1. Complete the manual prerequisites in [`docs/MANUAL_STEPS.md`](docs/MANUAL_STEPS.md)
2. Copy and fill in your variables:
```bash
cd terraform/
cp terraform.tfvars.example terraform.tfvars
# Edit terraform.tfvars with your project details
```
3. Build and push the container:
```bash
gcloud builds submit --tag gcr.io/YOUR_PROJECT_ID/budget-enforcer .
```
4. Deploy:
```bash
terraform init
terraform plan # Review what will be created
terraform apply
```
> **Note:** State is stored locally on your machine (no shared backend).
> See `terraform/backend.tf` for details on state management and how
> to take over an existing deployment.
5. Create the consumer SA JSON key (see `docs/MANUAL_STEPS.md` step 3)
6. Distribute the key and Claude Code env config to developers:
```bash
terraform output claude_code_env_snippet
```

### Existing deployment

See [`docs/SOP.md`](docs/SOP.md) for manual deployment steps, recovery
procedures, and troubleshooting.

## Repository structure

```
main.py # Cloud Run service (Flask)
Dockerfile # Container definition
requirements.txt # Python dependencies
CLAUDE.md # Project guide for Claude Code and developers
terraform/
main.tf # All GCP resources
variables.tf # Input variables (self-documenting)
outputs.tf # Operational outputs + Claude Code config
versions.tf # Provider version constraints
backend.tf # State management docs
terraform.tfvars.example # Template for your variables
docs/
SOP.md # Full operational runbook
MANUAL_STEPS.md # Steps that cannot be automated
```

### CLAUDE.md

[`CLAUDE.md`](CLAUDE.md) is automatically loaded by
[Claude Code](https://claude.com/claude-code) for project context.
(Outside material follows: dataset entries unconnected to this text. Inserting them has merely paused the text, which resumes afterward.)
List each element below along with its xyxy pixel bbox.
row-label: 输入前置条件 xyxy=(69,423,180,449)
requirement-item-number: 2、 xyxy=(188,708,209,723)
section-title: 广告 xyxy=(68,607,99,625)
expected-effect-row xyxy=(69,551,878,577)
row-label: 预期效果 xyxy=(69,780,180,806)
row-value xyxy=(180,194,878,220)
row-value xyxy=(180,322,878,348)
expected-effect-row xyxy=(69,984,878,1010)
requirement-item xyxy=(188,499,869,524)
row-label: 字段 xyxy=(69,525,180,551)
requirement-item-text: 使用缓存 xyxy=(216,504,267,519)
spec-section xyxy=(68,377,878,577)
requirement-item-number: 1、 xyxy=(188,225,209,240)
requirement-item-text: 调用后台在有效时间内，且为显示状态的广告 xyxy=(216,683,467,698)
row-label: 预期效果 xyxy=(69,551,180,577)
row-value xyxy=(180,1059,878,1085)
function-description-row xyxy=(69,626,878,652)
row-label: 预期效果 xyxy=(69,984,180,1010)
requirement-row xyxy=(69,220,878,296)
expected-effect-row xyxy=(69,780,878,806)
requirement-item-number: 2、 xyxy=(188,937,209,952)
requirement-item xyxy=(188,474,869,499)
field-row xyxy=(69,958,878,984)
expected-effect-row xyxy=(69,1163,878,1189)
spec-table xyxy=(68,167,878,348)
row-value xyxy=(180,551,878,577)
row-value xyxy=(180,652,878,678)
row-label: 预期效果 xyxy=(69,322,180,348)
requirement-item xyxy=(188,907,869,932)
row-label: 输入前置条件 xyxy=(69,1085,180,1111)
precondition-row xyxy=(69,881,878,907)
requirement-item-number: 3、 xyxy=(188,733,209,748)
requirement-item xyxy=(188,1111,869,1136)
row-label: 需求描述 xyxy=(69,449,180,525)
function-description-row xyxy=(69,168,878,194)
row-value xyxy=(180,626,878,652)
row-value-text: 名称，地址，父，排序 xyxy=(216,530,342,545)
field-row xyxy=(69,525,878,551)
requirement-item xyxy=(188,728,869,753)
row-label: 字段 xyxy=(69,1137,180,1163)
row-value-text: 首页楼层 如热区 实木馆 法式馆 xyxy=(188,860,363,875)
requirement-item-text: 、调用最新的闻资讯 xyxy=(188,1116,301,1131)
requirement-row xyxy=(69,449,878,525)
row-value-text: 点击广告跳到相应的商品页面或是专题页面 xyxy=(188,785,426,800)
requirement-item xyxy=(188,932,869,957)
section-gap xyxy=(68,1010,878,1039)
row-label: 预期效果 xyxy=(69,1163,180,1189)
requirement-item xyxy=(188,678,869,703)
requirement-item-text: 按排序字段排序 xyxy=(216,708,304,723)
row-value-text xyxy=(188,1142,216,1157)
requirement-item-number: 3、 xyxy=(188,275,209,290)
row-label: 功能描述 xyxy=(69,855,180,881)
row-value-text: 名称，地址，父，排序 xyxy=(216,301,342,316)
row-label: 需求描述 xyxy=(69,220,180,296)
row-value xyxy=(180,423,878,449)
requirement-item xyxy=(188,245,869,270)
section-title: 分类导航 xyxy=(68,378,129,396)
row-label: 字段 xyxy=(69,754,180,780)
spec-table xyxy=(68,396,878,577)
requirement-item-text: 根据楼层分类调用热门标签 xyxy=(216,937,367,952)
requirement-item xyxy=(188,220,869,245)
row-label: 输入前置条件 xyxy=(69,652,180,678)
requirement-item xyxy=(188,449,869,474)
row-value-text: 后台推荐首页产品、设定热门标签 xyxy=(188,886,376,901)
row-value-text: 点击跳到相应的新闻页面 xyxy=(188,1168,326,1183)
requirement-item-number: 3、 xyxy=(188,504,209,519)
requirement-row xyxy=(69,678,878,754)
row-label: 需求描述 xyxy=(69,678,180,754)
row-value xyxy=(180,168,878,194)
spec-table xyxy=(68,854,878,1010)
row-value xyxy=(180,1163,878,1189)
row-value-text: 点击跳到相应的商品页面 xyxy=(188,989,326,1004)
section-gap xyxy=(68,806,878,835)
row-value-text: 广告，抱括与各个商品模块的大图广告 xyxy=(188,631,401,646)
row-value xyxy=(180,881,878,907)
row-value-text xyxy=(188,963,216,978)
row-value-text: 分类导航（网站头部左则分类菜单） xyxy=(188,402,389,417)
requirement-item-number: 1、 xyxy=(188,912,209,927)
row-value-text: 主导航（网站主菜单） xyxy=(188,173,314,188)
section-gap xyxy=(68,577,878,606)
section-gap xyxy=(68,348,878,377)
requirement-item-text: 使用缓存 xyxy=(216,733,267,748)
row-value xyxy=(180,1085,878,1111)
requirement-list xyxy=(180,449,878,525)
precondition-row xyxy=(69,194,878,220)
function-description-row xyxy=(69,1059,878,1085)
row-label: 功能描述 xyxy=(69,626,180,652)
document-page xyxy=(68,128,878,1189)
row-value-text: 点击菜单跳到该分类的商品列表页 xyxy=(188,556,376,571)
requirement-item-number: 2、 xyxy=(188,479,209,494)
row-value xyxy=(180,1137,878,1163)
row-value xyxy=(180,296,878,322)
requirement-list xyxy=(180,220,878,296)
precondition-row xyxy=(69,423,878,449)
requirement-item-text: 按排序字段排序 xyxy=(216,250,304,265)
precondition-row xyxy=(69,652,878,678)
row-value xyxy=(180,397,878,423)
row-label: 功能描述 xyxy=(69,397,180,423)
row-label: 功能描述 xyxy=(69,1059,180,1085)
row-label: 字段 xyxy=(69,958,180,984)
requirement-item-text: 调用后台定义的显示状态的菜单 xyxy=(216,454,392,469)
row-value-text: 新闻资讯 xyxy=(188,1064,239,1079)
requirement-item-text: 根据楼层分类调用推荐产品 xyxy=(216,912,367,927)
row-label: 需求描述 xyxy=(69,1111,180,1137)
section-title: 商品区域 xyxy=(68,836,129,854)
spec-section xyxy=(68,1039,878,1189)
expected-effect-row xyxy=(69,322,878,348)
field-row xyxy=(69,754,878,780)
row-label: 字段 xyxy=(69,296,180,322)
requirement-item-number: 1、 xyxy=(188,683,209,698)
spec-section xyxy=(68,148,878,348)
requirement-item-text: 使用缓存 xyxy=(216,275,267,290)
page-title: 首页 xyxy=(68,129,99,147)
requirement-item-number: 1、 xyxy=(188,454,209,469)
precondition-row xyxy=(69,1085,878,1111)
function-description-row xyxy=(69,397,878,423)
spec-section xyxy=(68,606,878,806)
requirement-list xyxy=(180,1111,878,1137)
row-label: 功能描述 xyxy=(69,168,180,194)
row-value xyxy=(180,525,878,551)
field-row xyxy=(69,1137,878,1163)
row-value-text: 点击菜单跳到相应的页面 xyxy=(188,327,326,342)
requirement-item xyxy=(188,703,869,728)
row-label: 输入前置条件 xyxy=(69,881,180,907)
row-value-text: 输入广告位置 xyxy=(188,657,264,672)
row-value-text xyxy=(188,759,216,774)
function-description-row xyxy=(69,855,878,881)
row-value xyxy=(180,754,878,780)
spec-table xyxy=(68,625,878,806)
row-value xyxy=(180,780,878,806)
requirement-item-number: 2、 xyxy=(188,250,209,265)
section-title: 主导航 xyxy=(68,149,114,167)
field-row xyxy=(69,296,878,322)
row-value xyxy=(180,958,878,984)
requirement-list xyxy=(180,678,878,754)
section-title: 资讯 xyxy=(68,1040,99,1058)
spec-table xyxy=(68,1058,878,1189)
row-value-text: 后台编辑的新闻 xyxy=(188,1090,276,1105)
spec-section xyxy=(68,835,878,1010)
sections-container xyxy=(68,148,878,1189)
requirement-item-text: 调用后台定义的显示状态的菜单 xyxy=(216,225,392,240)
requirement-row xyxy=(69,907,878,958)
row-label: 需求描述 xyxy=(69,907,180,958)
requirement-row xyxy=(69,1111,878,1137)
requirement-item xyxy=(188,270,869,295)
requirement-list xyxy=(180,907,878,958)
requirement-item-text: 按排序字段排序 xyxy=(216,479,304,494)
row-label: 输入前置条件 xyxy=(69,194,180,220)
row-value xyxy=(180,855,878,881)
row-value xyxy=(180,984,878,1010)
It's
also useful as a human onboarding document — it covers:

- Key concepts and common pitfalls (three-identity model, billing lag)
- How the two enforcement mechanisms work
- Terraform workflow and state management
- Secrets policy
- Pricing table maintenance checklist (what to check and when)
- Common tasks as a quick-reference

## Recovery

When keys are disabled by the budget-enforcer:

```bash
# Re-enable the consumer SA key
gcloud iam service-accounts keys enable KEY_ID \
--iam-account=CONSUMER_SA_EMAIL
```

See [`docs/SOP.md`](docs/SOP.md) for full recovery procedures including
budget reset, IAM binding restoration, and end-to-end verification.

## License

BSD 3-Clause. See [LICENSE](LICENSE).